The title says it all. Noel is crazy, but a good kind of crazy. He can get more done in one day then most people can in a full week. This fall he is heading into his last two classes to finish his Masters of Divinity. It’s been a long haul getting here. Six years of part time study while being a full time minister and full time dad. I don’t know how he has done it but here we are with the end in sight. So close we can almost taste it. I feel exhausted and I’m not the one doing the work.
You would think that there would be a big sigh of relief at the thought of a graduate school free existence but alas, no. My husband has decide that now is the time to start his doctorate of ministry. Well of course, why wouldn’t this be a most excellent time. So Lord willing, Noel will be starting his doctoral studies in June 2014. He loves school. I love being educated, not the process of getting educated.

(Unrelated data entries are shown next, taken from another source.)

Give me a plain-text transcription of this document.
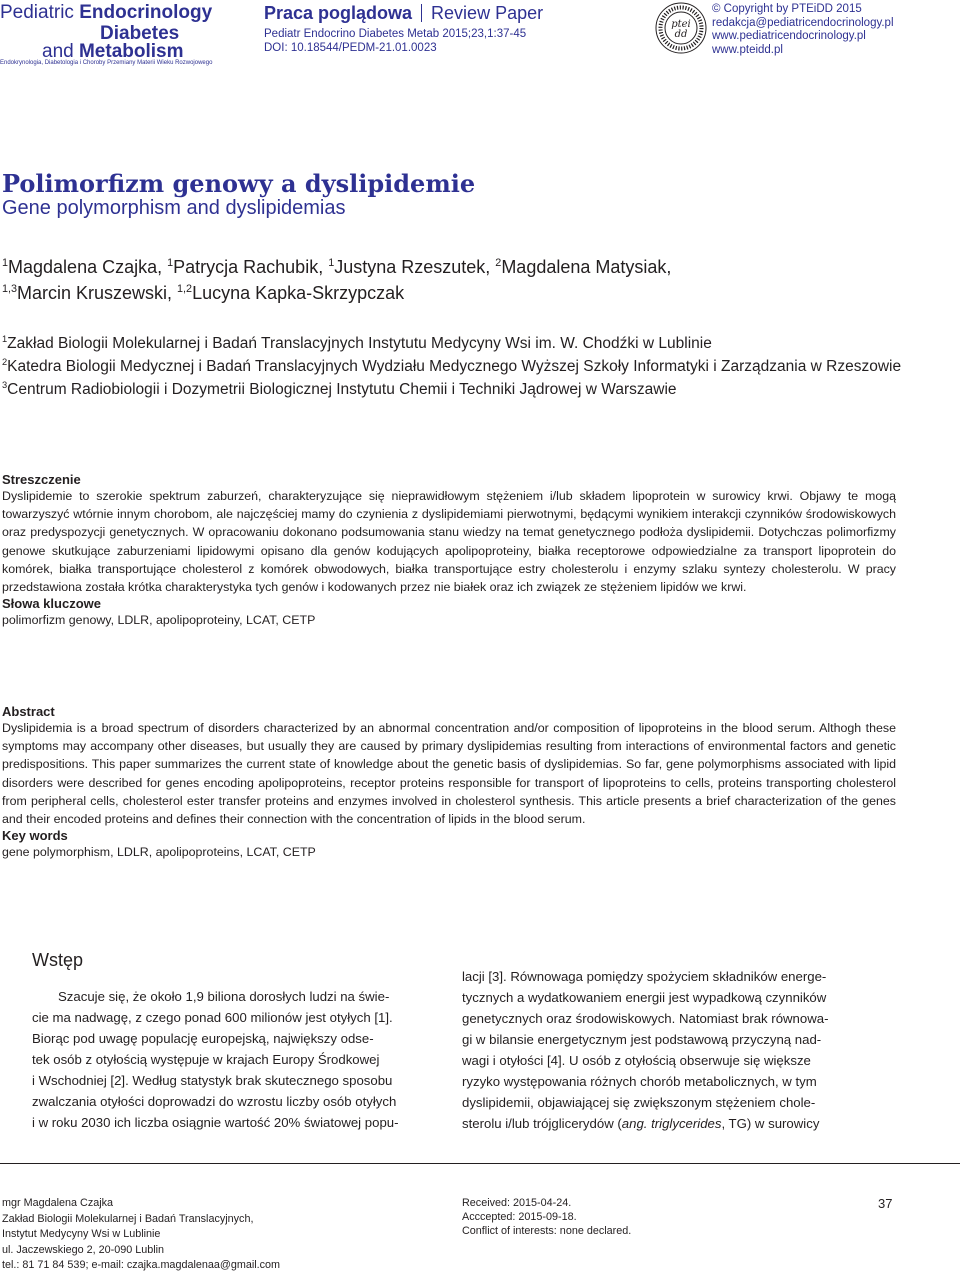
Pediatric Endocrinology
Diabetes
and Metabolism
Endokrynologia, Diabetologia i Choroby Przemiany Materii Wieku Rozwojowego
Praca poglądowa Review Paper
Pediatr Endocrino Diabetes Metab 2015;23,1:37-45
DOI: 10.18544/PEDM-21.01.0023
ptei
dd
© Copyright by PTEiDD 2015
redakcja@pediatricendocrinology.pl
www.pediatricendocrinology.pl
www.pteidd.pl
Polimorfizm genowy a dyslipidemie
Gene polymorphism and dyslipidemias
$^1$Magdalena Czajka, $^1$Patrycja Rachubik, $^1$Justyna Rzeszutek, $^2$Magdalena Matysiak,
$^{1,3}$Marcin Kruszewski, $^{1,2}$Lucyna Kapka-Skrzypczak
$^1$Zakład Biologii Molekularnej i Badań Translacyjnych Instytutu Medycyny Wsi im. W. Chodźki w Lublinie
$^2$Katedra Biologii Medycznej i Badań Translacyjnych Wydziału Medycznego Wyższej Szkoły Informatyki i Zarządzania w Rzeszowie
$^3$Centrum Radiobiologii i Dozymetrii Biologicznej Instytutu Chemii i Techniki Jądrowej w Warszawie
Streszczenie
Dyslipidemie to szerokie spektrum zaburzeń, charakteryzujące się nieprawidłowym stężeniem i/lub składem lipoprotein w surowicy krwi. Objawy te mogą towarzyszyć wtórnie innym chorobom, ale najczęściej mamy do czynienia z dyslipidemiami pierwotnymi, będącymi wynikiem interakcji czynników środowiskowych oraz predyspozycji genetycznych. W opracowaniu dokonano podsumowania stanu wiedzy na temat genetycznego podłoża dyslipidemii. Dotychczas polimorfizmy genowe skutkujące zaburzeniami lipidowymi opisano dla genów kodujących apolipoproteiny, białka receptorowe odpowiedzialne za transport lipoprotein do komórek, białka transportujące cholesterol z komórek obwodowych, białka transportujące estry cholesterolu i enzymy szlaku syntezy cholesterolu. W pracy przedstawiona została krótka charakterystyka tych genów i kodowanych przez nie białek oraz ich związek ze stężeniem lipidów we krwi.
Słowa kluczowe
polimorfizm genowy, LDLR, apolipoproteiny, LCAT, CETP
Abstract
Dyslipidemia is a broad spectrum of disorders characterized by an abnormal concentration and/or composition of lipoproteins in the blood serum. Althogh these symptoms may accompany other diseases, but usually they are caused by primary dyslipidemias resulting from interactions of environmental factors and genetic predispositions. This paper summarizes the current state of knowledge about the genetic basis of dyslipidemias. So far, gene polymorphisms associated with lipid disorders were described for genes encoding apolipoproteins, receptor proteins responsible for transport of lipoproteins to cells, proteins transporting cholesterol from peripheral cells, cholesterol ester transfer proteins and enzymes involved in cholesterol synthesis. This article presents a brief characterization of the genes and their encoded proteins and defines their connection with the concentration of lipids in the blood serum.
Key words
gene polymorphism, LDLR, apolipoproteins, LCAT, CETP
Wstęp
Szacuje się, że około 1,9 biliona dorosłych ludzi na świe-
cie ma nadwagę, z czego ponad 600 milionów jest otyłych [1].
Biorąc pod uwagę populację europejską, największy odse-
tek osób z otyłością występuje w krajach Europy Środkowej
i Wschodniej [2]. Według statystyk brak skutecznego sposobu
zwalczania otyłości doprowadzi do wzrostu liczby osób otyłych
i w roku 2030 ich liczba osiągnie wartość 20% światowej popu-
lacji [3]. Równowaga pomiędzy spożyciem składników energe-
tycznych a wydatkowaniem energii jest wypadkową czynników
genetycznych oraz środowiskowych. Natomiast brak równowa-
gi w bilansie energetycznym jest podstawową przyczyną nad-
wagi i otyłości [4]. U osób z otyłością obserwuje się większe
ryzyko występowania różnych chorób metabolicznych, w tym
dyslipidemii, objawiającej się zwiększonym stężeniem chole-
sterolu i/lub trójglicerydów (ang. triglycerides, TG) w surowicy
mgr Magdalena Czajka
Zakład Biologii Molekularnej i Badań Translacyjnych,
Instytut Medycyny Wsi w Lublinie
ul. Jaczewskiego 2, 20-090 Lublin
tel.: 81 71 84 539; e-mail: czajka.magdalenaa@gmail.com
Received: 2015-04-24.
Acccepted: 2015-09-18.
Conflict of interests: none declared.
37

When he said he wanted to start his doctoral work right away, I must admit that I wasn’t very excited. I was really looking forward to having school off the plate for awhile. You see, he is the one getting the degree but I feel like there should be some kind of honorary degree presented to the spouses of those getting their masters/doctorates. It’s a lot of stress, time, money – and holy cow – the proof reading! I’ve watched Noel pour hours into his studies and spend hours at the computer writing papers. Not to mention the year of the thesis, that was intense. That thesis is awesome man! I read it more than once. I continue to be amazed at how smart Noel is and how good he is at presenting ideas. He has so much crammed into his brain I’m surprised it’s not spurting out his ears and he remembers it. I don’t know how this is possible.

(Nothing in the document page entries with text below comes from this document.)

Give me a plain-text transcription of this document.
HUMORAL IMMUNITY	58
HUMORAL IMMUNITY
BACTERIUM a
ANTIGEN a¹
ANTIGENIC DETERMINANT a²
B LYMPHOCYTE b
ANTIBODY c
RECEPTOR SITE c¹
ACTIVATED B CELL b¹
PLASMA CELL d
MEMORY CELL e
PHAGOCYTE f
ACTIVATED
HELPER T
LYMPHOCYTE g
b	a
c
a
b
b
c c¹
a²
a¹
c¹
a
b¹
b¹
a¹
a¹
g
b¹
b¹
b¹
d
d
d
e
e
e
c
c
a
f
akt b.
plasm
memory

So, two choices are before me. Get supportive or start trying to talk him out of this
crazy doctoral studies plan. I have to admit I tried the second choice. We have four kids that we need to educate and I thought Noel should take a pause with his education while we focus on the boys. That would mean no more school for Noel for approx 10 years. That’s a long time and he is in the school groove now. I wanted to hear the reasons why he wanted a doctorate in the first place. I’m not interested in just having more letters after his name. That’s not high value unless it’s helpful in service to others. He assured me that it would be helpful and it would present more opportunities in the future. After much discussion and deep sighing on my part I had to agree with Noel that now is as good a time as any. At this point I’m embracing the first choice, get supportive. I don’t know how we are going to do this but we’ll get it done. By the time our first born is in university we’ll have a doctor in the house but please, please let that be the end.